Recalling past practices, I've never considered or practised using static variables for recursive functions. Except for constants.
- Re-entrant functions do not modify static variables or shared resources and do not read static non-constants or modifiable shared resources.
- Therefore, Re-entrant => thread-safe, but not vice versa.
- Recursive functions modifying static variables are non-re-entrant.
re-entrant recursive functions are thread-safe.
While, non-re-entrant recursive functions are not thread-safe, except when access of shared/static resources are effectively constrained by synchronisation boundaries.
Then the following question begs to be answered.
If a function modifies a database record, would that make it no longer re-entrant?
I am thinking that as long as the external resource is instantiated per entrantiation, the function is re-entrant.
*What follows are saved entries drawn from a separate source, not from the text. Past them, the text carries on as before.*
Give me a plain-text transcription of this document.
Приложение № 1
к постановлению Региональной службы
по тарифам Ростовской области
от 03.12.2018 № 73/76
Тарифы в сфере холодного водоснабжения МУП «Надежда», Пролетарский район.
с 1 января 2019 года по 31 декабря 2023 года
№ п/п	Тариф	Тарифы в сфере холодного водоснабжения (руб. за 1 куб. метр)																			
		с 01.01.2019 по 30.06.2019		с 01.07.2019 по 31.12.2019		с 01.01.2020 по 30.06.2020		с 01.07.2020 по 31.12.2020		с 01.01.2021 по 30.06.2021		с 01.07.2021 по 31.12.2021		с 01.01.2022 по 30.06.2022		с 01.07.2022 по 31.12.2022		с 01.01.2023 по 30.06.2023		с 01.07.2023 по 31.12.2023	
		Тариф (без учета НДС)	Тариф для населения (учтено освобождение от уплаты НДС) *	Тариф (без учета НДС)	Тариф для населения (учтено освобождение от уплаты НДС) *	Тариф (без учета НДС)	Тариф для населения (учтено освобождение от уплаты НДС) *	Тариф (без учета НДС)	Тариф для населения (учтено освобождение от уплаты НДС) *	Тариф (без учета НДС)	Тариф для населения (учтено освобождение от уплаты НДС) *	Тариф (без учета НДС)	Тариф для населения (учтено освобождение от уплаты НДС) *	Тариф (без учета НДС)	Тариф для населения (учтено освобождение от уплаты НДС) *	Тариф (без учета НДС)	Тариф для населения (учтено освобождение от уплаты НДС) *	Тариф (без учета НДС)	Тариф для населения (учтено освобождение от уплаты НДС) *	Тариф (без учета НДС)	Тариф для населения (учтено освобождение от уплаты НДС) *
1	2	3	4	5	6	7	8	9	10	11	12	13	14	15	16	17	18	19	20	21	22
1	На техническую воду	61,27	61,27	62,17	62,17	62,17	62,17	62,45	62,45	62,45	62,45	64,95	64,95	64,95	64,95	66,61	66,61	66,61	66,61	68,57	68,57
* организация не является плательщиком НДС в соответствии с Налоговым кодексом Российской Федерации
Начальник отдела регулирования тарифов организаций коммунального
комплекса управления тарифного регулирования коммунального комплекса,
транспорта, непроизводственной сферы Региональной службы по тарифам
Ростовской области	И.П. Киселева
For example, a database record with a unique identity run-key. A new record with a new run-key is generated per entrantiation.
However, is that actually like making a static variable thread-safe? It think it is more like a thread-safe static hash-table that generates a unique key,value pair for each entrantiation and therefore no key,value pairs are shared between entrants.
So, when database records or static resources dispenses unique instances of its resources per entrantiation, a function is effectively re-entrant but I think due to its dependence on thread-safe-guarding of an external shared resource, academics might say it is thread-safe but not re-entrant.
For such an argument, I would beg to differ. For example, for a hypothetical programming language, and its specification does not restrict any of its implementation from using a shared database or a global hash to store variables. So the programmer is unaware of a thread-safe-managed resource being used underneath the implementation of the language. So the programmer goes forth and write a "re-entrant" function, or so he/she thinks. So does that make his/her "re-entrant function" non-re-entrant?
Therefore, my conclusion is, as long as the static/shared resource dispenses a unique instance per entrantiation, a function is re-entrant.
Apologies for coining the terms entrantiation/re-entrantiation, due my lack of knowledge for a better word.